NAME
Algorithm::BayesianSets - perl implementation of Bayesian Sets
SYNOPSIS
use Algorithm::BayesianSets;
my $bs = Algorithm::BayesianSets->new;
# add documents
my %documents = (
apple => {
fruit => 1,
red => 1,
},
banana => {
fruit => 1,
yellow => 1,
},
cherry => {
fruit => 1,
pink => 1,
},
);
foreach my $id (keys %documents) {
$bs->add_document($id, $documents{$id});
}
# calc alpha/beta parameters
$bs->calc_parameters();
# get similar documents
my @queries = qw(apple);
my $scores = $bs->calc_similarities(\@queries);
# show output
foreach my $id (keys %{ $scores }) {
printf "%s\t%.4f\n", $id, $scores->{$id};
}
DESCRIPTION
Algorithm::BayesianSets is a perl implementation of Bayesian Sets algorithm.
METHODS
new($threshold)
Create a new instance.
$threshold parameter is the threshold of the degree of document features. In add_document method, if the degree of the feature is less than the threshold, the feature isn't used.

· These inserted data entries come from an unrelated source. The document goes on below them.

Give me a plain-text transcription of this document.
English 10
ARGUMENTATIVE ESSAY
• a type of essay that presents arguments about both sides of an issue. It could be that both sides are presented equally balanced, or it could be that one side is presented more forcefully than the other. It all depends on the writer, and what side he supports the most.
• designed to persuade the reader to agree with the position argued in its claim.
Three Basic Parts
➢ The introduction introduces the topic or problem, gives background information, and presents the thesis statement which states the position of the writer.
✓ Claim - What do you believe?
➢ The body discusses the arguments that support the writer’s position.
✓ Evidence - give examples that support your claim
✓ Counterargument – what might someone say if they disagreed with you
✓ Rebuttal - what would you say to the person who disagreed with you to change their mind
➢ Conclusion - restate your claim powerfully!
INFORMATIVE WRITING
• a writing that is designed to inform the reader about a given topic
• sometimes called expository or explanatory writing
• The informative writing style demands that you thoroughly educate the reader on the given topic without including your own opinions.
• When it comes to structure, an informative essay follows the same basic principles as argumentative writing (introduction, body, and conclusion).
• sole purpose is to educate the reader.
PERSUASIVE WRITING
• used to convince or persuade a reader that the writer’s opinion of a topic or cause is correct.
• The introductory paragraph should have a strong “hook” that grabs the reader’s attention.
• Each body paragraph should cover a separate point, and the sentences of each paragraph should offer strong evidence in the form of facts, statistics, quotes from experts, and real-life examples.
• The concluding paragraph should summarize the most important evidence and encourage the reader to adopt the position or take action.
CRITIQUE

add_document($id, $vector)
Add an input document to the instance of Algorithm::BayesianSets. $id parameter is the identifier of a document, and $vector parameter is the feature vector of a document. $vector parameter must be a hash reference, each key of $vector parameter is the identifier of the feature of documents and each value of $vector is the degree of the feature.
calc_parameters($c)
Calculate the alpha and beta parameters which are used in Bayesian Sets algorithm. $c parameter must be a real number (Default: 2.0).
calc_similarities($queries)
Calculate the similarities between the queries and input documents using Bayesian Sets algorithm. $queries parameter must be array reference, and each query in $queries needs to be included in the identifiers of input documents.
The output of this method is a hash reference, each key of the hash reference is the identifier of an input document and each value is the similarity between the queries and an input document.
_average_vector($vectors)
Get the average vector of input vectors.
_inner_product($vector1, $vector2)
Calculate the inner product value of input vectors.
AUTHOR
Mizuki Fujisawa <fujisawa@bayon.cc>
SEE ALSO
- Bayesian Sets (Paper)
-
http://www.gatsby.ucl.ac.uk/~heller/bsets.pdf
- bsets, The Bayesian Sets Algorithm (Matlab code)
-
http://chasen.org/~daiti-m/dist/bsets/
LICENSE
This library is free software; you can redistribute it and/or modify it under the same terms as Perl itself.